4. Les considérants qui précèdent conduisent à l’admission du recours et à l’annulation de la décision entreprise. Il n’ y a pas lieu d’allouer de dépens dès lors que le recourant n’a pas agi par l’intermédiaire d’un mandataire professionnel, les frais pouvant au surplus être laissés à la charge de l’Etat.
Par ces motifs
la Cour de droit administratif et public
du Tribunal cantonal
arrête:
I. Le recours est admis.
II. La décision du Service de la population du 25 février 2009 est annulée.
III. Le présent arêt est rendu sans frais ni dépens.

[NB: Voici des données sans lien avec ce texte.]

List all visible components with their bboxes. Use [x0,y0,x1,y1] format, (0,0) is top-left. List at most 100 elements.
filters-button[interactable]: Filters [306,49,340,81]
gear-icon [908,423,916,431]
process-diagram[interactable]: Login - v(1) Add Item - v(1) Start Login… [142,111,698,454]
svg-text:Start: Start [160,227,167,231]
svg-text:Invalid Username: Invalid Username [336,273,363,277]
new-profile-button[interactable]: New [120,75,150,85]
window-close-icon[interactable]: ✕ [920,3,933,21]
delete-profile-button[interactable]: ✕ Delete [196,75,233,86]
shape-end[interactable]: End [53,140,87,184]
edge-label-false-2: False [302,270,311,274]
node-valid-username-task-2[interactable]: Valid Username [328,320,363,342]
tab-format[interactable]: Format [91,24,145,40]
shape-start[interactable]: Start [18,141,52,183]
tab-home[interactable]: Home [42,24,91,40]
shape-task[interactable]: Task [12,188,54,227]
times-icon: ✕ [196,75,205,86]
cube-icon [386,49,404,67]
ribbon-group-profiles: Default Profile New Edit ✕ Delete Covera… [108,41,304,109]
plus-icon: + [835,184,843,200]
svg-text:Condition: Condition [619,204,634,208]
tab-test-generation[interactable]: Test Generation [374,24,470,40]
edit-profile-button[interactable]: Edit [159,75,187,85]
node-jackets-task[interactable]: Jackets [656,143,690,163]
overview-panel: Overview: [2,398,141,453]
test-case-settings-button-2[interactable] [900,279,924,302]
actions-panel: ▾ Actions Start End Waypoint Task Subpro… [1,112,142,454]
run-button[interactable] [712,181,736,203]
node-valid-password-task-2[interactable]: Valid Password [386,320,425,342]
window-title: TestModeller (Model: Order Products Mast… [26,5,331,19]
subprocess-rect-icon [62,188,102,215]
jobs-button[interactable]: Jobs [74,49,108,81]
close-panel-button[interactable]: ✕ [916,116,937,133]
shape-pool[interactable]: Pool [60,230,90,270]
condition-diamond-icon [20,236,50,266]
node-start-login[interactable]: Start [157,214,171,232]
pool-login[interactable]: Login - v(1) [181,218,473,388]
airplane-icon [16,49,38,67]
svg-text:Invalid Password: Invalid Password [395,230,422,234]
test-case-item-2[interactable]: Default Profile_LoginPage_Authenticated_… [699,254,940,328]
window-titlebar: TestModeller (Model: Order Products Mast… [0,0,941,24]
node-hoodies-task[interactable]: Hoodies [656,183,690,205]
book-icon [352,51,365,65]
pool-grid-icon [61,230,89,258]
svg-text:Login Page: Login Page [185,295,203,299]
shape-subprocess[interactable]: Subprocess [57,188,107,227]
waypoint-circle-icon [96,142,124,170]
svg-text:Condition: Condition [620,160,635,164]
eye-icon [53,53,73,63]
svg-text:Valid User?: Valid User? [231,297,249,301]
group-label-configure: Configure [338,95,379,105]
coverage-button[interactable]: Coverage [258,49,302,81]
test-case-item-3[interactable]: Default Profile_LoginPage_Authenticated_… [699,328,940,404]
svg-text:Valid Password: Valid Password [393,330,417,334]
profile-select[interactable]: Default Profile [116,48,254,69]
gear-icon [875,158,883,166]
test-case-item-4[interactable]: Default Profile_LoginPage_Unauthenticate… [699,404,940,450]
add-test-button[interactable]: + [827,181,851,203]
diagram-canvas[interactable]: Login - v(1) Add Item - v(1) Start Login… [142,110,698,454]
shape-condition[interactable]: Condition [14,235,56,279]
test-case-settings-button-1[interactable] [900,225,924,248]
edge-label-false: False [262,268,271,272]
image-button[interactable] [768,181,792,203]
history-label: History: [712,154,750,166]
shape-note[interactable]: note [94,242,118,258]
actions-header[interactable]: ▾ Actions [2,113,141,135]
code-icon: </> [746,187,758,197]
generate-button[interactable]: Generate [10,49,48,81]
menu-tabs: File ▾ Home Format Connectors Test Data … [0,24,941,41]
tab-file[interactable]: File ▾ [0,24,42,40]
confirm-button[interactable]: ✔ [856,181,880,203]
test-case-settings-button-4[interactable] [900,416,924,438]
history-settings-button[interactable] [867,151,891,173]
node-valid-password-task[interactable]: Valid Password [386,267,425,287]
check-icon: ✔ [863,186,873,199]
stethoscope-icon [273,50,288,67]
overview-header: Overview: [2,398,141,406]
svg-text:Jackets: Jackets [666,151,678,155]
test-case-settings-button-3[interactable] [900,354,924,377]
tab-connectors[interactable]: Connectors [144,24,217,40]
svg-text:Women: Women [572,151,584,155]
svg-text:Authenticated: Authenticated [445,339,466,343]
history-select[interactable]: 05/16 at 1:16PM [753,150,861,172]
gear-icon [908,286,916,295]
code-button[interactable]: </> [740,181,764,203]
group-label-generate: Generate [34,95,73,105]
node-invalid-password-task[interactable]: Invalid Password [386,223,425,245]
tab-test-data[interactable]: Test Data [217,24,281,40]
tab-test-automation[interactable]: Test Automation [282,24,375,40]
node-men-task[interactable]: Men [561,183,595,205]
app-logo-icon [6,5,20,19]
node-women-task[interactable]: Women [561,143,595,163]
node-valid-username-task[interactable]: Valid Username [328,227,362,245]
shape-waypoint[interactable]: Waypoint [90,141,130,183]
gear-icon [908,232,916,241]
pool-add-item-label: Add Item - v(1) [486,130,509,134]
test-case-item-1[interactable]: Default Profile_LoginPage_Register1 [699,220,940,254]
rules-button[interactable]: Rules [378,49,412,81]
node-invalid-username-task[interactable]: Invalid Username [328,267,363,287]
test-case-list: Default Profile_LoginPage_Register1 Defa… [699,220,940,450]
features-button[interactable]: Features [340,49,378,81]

dl/Lausanne, le 8 octobre 2009
Le président: La
greffière :
Le présent arrêt est communiqué aux destinataires de l'avis d'envoi ci-joint ainsi qu'à l'ODM.
Il peut faire l'objet, dans les trente jours suivant sa notification, d'un recours au Tribunal fédéral. Le recours en matière de droit public s'exerce aux conditions des articles 82 ss de la loi du 17 juin 2005 sur le Tribunal fédéral (LTF - RS 173.110), le recours constitutionnel subsidiaire à celles des articles 113 ss LTF. Le mémoire de recours doit être rédigé dans une langue officielle, indiquer les conclusions, les motifs et les moyens de preuve, et être signé. Les motifs doivent exposer succinctement en quoi l’acte attaqué viole le droit. Les pièces invoquées comme moyens de preuve doivent être jointes au mémoire, pour autant qu’elles soient en mains de la partie; il en va de même de la décision attaquée.